Krisis pergerakan yang terjadi di kalangan Mahasiswa Universitas Pamulang, Serang, Banten merupakan fenomena yang mengkhawatirkan. Mahasiswa yang seharusnya menjadi agen perubahan, bergerak aktif dalam diskusi, menulis, dan turun ke jalan untuk memperjuangkan keadilan dan kebenaran, malah terlihat seolah ‘mati’ dan tidak bergerak sama sekali.
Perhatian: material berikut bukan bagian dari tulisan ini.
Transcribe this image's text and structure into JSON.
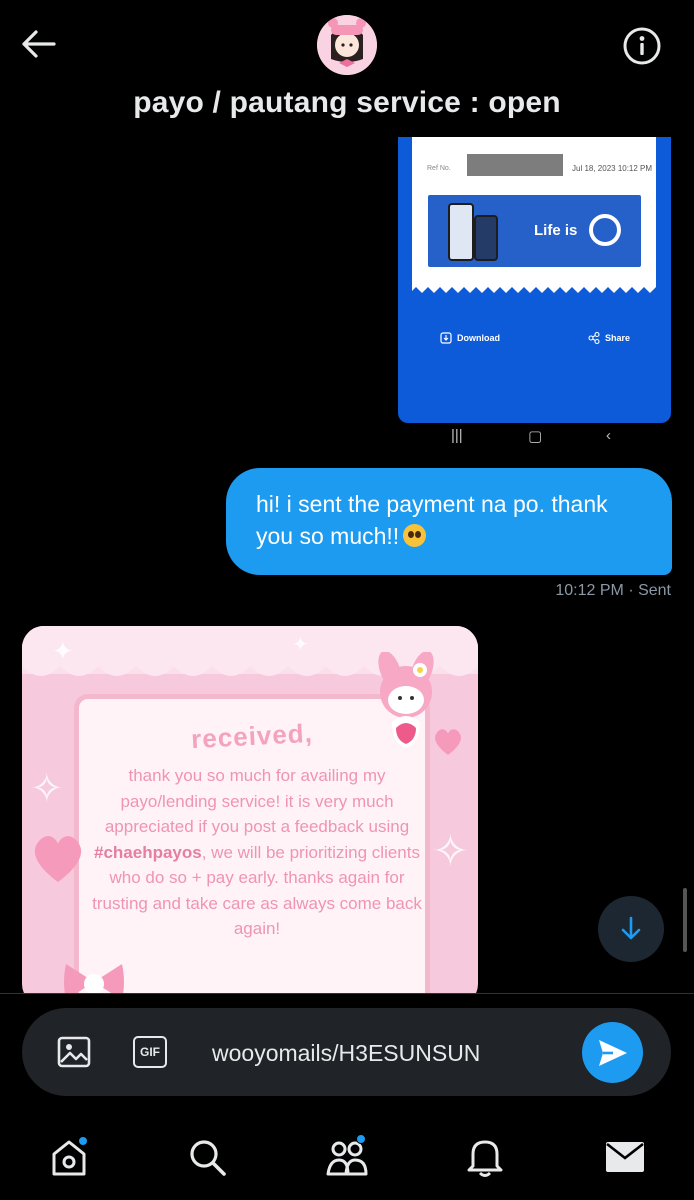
{
  "header": {
    "title": "payo / pautang service : open",
    "back_icon": "arrow-left-icon",
    "info_icon": "info-icon",
    "avatar": "avatar"
  },
  "receipt": {
    "ref_label": "Ref No.",
    "date": "Jul 18, 2023 10:12 PM",
    "banner_text": "Life is",
    "download_label": "Download",
    "share_label": "Share",
    "nav_glyphs": [
      "|||",
      "▢",
      "‹"
    ]
  },
  "sent_message": {
    "text": "hi! i sent the payment na po. thank you so much!!",
    "emoji": "pleading-face-emoji",
    "time": "10:12 PM",
    "status": "· Sent"
  },
  "received_image": {
    "heading": "received,",
    "body_parts": [
      "thank you so much for availing my payo/lending service! it is very much appreciated if you post a feedback using ",
      "#chaehpayos",
      ", we will be prioritizing clients who do so + pay early. thanks again for trusting and take care as always come back again!"
    ]
  },
  "composer": {
    "input_value": "wooyomails/H3ESUNSUN",
    "image_icon": "image-icon",
    "gif_label": "GIF",
    "send_icon": "send-icon"
  },
  "bottom_nav": {
    "items": [
      "home-icon",
      "search-icon",
      "communities-icon",
      "notifications-icon",
      "messages-icon"
    ]
  },
  "colors": {
    "accent": "#1d9bf0",
    "background": "#000000",
    "composer": "#202327",
    "meta_text": "#8b98a5"
  }
}
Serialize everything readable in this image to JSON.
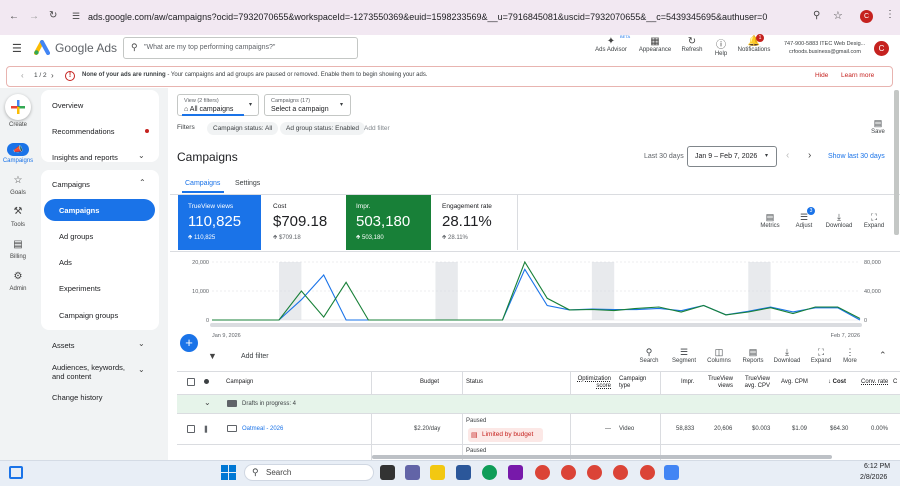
{
  "browser": {
    "url": "ads.google.com/aw/campaigns?ocid=7932070655&workspaceId=-1273550369&euid=1598233569&__u=7916845081&uscid=7932070655&__c=5439345695&authuser=0",
    "profile_initial": "C"
  },
  "header": {
    "app_name": "Google Ads",
    "search_placeholder": "\"What are my top performing campaigns?\"",
    "ads_advisor": "Ads Advisor",
    "beta": "BETA",
    "appearance": "Appearance",
    "refresh": "Refresh",
    "help": "Help",
    "notifications": "Notifications",
    "notif_count": "1",
    "account_line1": "747-900-5883 ITEC Web Desig...",
    "account_line2": "crfoods.business@gmail.com",
    "avatar_initial": "C"
  },
  "warning": {
    "pager": "1 / 2",
    "bold": "None of your ads are running",
    "text": " - Your campaigns and ad groups are paused or removed. Enable them to begin showing your ads.",
    "hide": "Hide",
    "learn_more": "Learn more"
  },
  "rail": {
    "create": "Create",
    "campaigns": "Campaigns",
    "goals": "Goals",
    "tools": "Tools",
    "billing": "Billing",
    "admin": "Admin"
  },
  "nav": {
    "overview": "Overview",
    "recommendations": "Recommendations",
    "insights": "Insights and reports",
    "campaigns": "Campaigns",
    "campaigns_sub": "Campaigns",
    "ad_groups": "Ad groups",
    "ads": "Ads",
    "experiments": "Experiments",
    "campaign_groups": "Campaign groups",
    "assets": "Assets",
    "audiences": "Audiences, keywords, and content",
    "change_history": "Change history"
  },
  "filters": {
    "view_label": "View (2 filters)",
    "view_value": "All campaigns",
    "campaigns_label": "Campaigns (17)",
    "campaigns_value": "Select a campaign",
    "filters_label": "Filters",
    "chip1": "Campaign status: All",
    "chip2": "Ad group status: Enabled",
    "add_filter": "Add filter",
    "save": "Save"
  },
  "page": {
    "title": "Campaigns",
    "range_label": "Last 30 days",
    "range_value": "Jan 9 – Feb 7, 2026",
    "show_last": "Show last 30 days",
    "tab_campaigns": "Campaigns",
    "tab_settings": "Settings"
  },
  "metrics": [
    {
      "label": "TrueView views",
      "value": "110,825",
      "delta": "110,825",
      "bg": "#1a73e8",
      "fg": "#ffffff"
    },
    {
      "label": "Cost",
      "value": "$709.18",
      "delta": "$709.18",
      "bg": "#ffffff",
      "fg": "#202124"
    },
    {
      "label": "Impr.",
      "value": "503,180",
      "delta": "503,180",
      "bg": "#188038",
      "fg": "#ffffff"
    },
    {
      "label": "Engagement rate",
      "value": "28.11%",
      "delta": "28.11%",
      "bg": "#ffffff",
      "fg": "#202124"
    }
  ],
  "chart_tools": {
    "metrics": "Metrics",
    "adjust": "Adjust",
    "adjust_badge": "3",
    "download": "Download",
    "expand": "Expand"
  },
  "chart_data": {
    "type": "line",
    "x_start_label": "Jan 9, 2026",
    "x_end_label": "Feb 7, 2026",
    "left_ticks": [
      "20,000",
      "10,000",
      "0"
    ],
    "right_ticks": [
      "80,000",
      "40,000",
      "0"
    ],
    "ylim_left": [
      0,
      20000
    ],
    "ylim_right": [
      0,
      80000
    ],
    "series": [
      {
        "color": "#1a73e8",
        "axis": "left",
        "values": [
          0,
          0,
          0,
          0,
          7000,
          15500,
          0,
          0,
          0,
          0,
          0,
          0,
          0,
          0,
          17500,
          5000,
          3500,
          3800,
          3600,
          3600,
          4000,
          3200,
          5000,
          1800,
          3000,
          4500,
          2800,
          4200,
          4200,
          0
        ]
      },
      {
        "color": "#188038",
        "axis": "right",
        "values": [
          0,
          0,
          0,
          0,
          40000,
          4000,
          52000,
          0,
          0,
          0,
          0,
          0,
          0,
          0,
          80000,
          30000,
          14000,
          14500,
          13000,
          16000,
          18000,
          11000,
          20000,
          7000,
          11000,
          17000,
          9000,
          18000,
          18000,
          2000
        ]
      }
    ],
    "weekend_bands": [
      [
        3,
        4
      ],
      [
        10,
        11
      ],
      [
        17,
        18
      ],
      [
        24,
        25
      ]
    ],
    "colors": {
      "blue": "#1a73e8",
      "green": "#188038"
    }
  },
  "table_tools": {
    "add_filter": "Add filter",
    "search": "Search",
    "segment": "Segment",
    "columns": "Columns",
    "reports": "Reports",
    "download": "Download",
    "expand": "Expand",
    "more": "More"
  },
  "table": {
    "headers": {
      "campaign": "Campaign",
      "budget": "Budget",
      "status": "Status",
      "optimization": "Optimization score",
      "type": "Campaign type",
      "impr": "Impr.",
      "views": "TrueView views",
      "cpv": "TrueView avg. CPV",
      "cpm": "Avg. CPM",
      "cost": "Cost",
      "conv": "Conv. rate",
      "c": "C"
    },
    "drafts": "Drafts in progress: 4",
    "row": {
      "name": "Oatmeal - 2026",
      "budget": "$2.20/day",
      "status": "Paused",
      "limited": "Limited by budget",
      "opt": "—",
      "type": "Video",
      "impr": "58,833",
      "views": "20,606",
      "cpv": "$0.003",
      "cpm": "$1.09",
      "cost": "$64.30",
      "conv": "0.00%"
    },
    "row2_status": "Paused"
  },
  "taskbar": {
    "search": "Search",
    "time": "6:12 PM",
    "date": "2/8/2026"
  }
}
Faktor-faktor seperti penyimpangan sosial, kurangnya literasi, serta kemajuan teknologi dan budaya asing, semuanya turut berkontribusi pada masalah ini.
Gerakan mahasiswa yang tampak mati ini tidak hanya disebabkan oleh faktor eksternal saja, tetapi juga oleh kegagalan sistem kampus sebagai agen pendidikan. Sistem kampus yang seharusnya menjadi tempat yang mendorong mahasiswa untuk berpikir kritis, mengembangkan wawasan, dan bertindak radikal dalam melawan ketidakadilan, justru jauh dari nilai-nilai pendidikan yang seharusnya menjadi inti dari proses pembelajaran.
Hal ini membuat mahasiswa kehilangan bobot namanya sebagai ‘Mahasiswa’ yang memiliki semangat perubahan.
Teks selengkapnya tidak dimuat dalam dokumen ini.